INVADER - (1.973)



El Invader GT es un exponente más de coche con carrocería especial de poliéster que se comercializó como tantos otros coches de la época en modo “Kit Car” durante los años 60 y 70.

Sus orígenes hay que buscarlos en Estados Unidos, en la empresa “Autokit Industries” de Alameda, California. El diseño del Invader fue obra del propietario de la empresa, Bruce Weeks, que ideó un coche tipo “KitCar” con base mecánica de Volkswagen mientras cursaba sus estudios, y vendió coches tanto en Estados Unidos como en Europa.

En 1973, el Kit básico (menos las puertas tipo “alas de gaviota”) se vendía por 695 dólares y el Kit de lujo (con puertas plexi, tapicería, asientos, y anclajes) era 200 dólares más caro. El parabrisas procedía del Volkswagen Karmann Ghia.

Este vehículo iba dirigido a usuarios de viejos Volkswagen que querían transformar su coche en un deportivo de líneas modernas y agresivas.

A lo largo de su vida, el Invader fue fabricado en distintos países bajo licencia y sufrió ligeras modificaciones en el aspecto exterior de su carrocería.

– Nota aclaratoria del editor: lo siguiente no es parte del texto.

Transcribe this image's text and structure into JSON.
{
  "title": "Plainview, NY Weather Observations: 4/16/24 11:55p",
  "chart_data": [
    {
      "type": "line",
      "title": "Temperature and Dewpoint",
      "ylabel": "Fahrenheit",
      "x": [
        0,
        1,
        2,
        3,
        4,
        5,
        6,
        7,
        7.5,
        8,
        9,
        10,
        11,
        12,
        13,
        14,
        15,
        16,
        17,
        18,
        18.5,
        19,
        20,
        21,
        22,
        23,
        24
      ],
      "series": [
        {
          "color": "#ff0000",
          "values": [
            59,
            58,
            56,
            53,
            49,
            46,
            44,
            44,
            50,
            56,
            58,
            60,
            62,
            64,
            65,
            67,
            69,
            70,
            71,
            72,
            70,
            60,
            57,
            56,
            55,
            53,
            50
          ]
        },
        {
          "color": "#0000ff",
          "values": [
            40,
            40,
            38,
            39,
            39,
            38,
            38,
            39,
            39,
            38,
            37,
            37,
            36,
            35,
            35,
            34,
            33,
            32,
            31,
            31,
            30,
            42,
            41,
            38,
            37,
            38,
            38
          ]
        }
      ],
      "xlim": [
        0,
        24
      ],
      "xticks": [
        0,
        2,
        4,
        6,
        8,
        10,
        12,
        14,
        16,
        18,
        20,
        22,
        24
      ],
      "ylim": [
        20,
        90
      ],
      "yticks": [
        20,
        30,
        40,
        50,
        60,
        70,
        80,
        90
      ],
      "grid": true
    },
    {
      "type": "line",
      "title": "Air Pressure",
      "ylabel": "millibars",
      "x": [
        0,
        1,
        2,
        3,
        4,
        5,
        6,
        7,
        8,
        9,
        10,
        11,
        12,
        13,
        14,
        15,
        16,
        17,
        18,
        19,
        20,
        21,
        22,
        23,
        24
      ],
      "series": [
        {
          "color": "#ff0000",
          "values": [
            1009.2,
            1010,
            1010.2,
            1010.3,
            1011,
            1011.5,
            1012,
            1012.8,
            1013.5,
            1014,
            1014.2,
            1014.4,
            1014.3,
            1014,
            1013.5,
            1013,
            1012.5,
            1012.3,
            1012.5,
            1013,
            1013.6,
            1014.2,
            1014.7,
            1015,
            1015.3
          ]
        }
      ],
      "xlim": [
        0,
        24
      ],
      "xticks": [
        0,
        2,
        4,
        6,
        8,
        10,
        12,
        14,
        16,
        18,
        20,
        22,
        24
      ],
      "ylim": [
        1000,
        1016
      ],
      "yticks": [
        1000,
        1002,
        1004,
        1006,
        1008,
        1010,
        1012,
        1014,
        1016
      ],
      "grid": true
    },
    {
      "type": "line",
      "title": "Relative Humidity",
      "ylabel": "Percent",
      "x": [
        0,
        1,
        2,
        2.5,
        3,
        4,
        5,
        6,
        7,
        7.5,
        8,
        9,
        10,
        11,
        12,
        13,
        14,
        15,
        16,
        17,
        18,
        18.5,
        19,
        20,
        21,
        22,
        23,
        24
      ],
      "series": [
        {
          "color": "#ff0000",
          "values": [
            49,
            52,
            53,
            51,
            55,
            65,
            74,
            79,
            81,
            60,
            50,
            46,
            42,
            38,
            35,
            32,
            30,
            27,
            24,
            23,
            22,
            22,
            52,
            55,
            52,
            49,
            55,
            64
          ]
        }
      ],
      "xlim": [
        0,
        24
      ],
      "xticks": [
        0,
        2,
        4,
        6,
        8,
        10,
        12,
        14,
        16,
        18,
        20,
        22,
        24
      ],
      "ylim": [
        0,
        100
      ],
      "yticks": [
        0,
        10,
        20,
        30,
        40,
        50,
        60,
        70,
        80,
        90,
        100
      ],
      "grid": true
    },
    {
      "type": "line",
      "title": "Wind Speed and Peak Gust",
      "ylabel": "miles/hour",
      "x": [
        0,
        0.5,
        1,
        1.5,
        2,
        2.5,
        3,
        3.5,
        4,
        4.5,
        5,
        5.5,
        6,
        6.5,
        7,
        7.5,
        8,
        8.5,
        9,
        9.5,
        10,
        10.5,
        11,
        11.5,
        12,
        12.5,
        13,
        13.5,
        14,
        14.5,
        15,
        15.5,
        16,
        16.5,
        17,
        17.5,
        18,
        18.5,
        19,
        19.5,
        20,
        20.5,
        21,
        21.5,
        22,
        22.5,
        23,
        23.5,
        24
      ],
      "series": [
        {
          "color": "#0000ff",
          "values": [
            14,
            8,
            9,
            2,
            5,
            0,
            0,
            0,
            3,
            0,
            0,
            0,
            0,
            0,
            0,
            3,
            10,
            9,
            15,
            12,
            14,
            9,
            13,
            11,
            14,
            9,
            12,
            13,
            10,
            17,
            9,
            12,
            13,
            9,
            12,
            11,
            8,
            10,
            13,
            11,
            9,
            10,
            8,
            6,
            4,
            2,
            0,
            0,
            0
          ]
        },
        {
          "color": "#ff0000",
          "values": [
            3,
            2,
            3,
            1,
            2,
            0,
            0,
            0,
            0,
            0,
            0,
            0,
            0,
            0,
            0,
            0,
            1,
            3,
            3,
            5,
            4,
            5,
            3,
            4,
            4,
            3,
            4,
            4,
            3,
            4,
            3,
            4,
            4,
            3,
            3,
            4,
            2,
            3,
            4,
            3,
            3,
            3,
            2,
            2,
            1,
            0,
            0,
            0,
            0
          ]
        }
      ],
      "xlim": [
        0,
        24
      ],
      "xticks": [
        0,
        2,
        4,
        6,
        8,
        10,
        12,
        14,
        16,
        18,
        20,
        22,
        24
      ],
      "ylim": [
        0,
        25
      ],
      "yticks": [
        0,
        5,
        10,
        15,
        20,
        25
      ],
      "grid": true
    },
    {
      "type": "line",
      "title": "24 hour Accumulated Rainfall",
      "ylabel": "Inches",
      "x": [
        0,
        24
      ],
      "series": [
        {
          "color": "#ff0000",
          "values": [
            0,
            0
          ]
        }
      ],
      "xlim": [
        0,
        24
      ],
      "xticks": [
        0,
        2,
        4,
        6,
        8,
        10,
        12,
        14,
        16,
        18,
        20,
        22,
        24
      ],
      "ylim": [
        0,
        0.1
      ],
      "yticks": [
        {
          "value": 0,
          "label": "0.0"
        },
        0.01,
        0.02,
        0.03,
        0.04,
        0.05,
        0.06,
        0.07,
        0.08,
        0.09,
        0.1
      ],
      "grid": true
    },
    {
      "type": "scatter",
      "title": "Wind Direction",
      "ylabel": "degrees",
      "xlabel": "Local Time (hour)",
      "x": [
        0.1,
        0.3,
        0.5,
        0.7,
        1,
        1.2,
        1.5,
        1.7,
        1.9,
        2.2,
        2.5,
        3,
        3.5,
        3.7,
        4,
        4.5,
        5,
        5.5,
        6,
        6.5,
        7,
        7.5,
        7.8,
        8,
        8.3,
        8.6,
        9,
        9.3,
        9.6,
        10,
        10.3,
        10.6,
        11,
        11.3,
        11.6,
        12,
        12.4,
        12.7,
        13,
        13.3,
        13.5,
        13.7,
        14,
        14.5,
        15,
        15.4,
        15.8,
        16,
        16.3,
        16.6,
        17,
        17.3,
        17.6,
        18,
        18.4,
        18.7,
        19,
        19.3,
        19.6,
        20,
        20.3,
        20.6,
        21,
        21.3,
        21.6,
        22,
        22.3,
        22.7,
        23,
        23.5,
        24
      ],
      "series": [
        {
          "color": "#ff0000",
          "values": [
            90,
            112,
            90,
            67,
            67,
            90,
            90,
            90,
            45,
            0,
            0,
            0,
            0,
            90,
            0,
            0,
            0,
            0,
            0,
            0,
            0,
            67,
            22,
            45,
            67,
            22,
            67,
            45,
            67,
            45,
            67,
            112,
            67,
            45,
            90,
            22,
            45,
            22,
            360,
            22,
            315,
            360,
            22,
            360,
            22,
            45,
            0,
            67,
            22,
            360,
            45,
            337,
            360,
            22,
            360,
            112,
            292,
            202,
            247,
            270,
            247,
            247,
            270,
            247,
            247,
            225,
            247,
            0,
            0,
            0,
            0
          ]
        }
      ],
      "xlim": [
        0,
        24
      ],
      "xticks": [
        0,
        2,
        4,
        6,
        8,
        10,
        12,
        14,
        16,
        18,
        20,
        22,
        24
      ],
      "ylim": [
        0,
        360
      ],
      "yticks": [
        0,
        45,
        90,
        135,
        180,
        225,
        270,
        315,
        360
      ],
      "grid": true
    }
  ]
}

Cuando la empresa quebró, los moldes del Invader GT fueron adquiridos por la empresa “Kelmark-Kaylor Engineering” de Chicago.



El Invader GT en España

La empresa Tecnipol, S.A. de Torrejón de Ardoz (Madrid), inició en 1973, bajo licencia, la fabricación en serie de la carrocería del Invader GT para su comercialización como “KitCar”. Bajo petición del cliente, esta empresa también se encargaba de la fabricación y montaje de coches completos y de su matriculación. Según la prensa especializada de la época, la producción inicial estaba fijada entre 6 y 8 vehículos mensuales.

Las soluciones mecánicas del Invader GT para España se llevaban a cabo con el asesoramiento de José Esteban Ruíz, que introdujo modificaciones a las especificaciones de montaje que venían de Estados Unidos, para adaptar el montaje de los coches a las necesidades del mercado español. Concretamente se aplicaron soluciones mecánicas distintas en el montaje de las puertas tipo “alas de gaviota” para conseguir mejor hermeticidad, y se realizaron modificaciones para montar los depósitos de gasolina en la parte posterior del coche, en un compartimento especial situado detrás del motor, ya que la ubicación inicial en la parte delantera no era muy apropiada.

Los Kits de montaje constaban de: una carrocería completa con cristales, parabrisas, dos asientos guarnecidos, capot trasero, faros completos, panel de instrumentos, guarnecido interior, dos puertas con su guarnecido, cuatro amortiguadores y dos escapes con sus silenciosos.

El precio del Kit sin colocar era de 100.000 pesetas, pero el precio del Kit ya instalado en un coche VW de cualquier cilindrada aportado por el cliente era de 175.000 pesetas. También existía la posibilidad de que el cliente solicitara un vehículo con un bastidor VW nuevo y con motores que podían oscilar entre los 1200 cc y 1600 cc, en cuyo caso el precio podía rondar entre las 250.000 y las 300.000 pesetas.

Sea como fuere, el Invader GT no tuvo demasiado éxito y tan sólo se produjeron 22 unidades.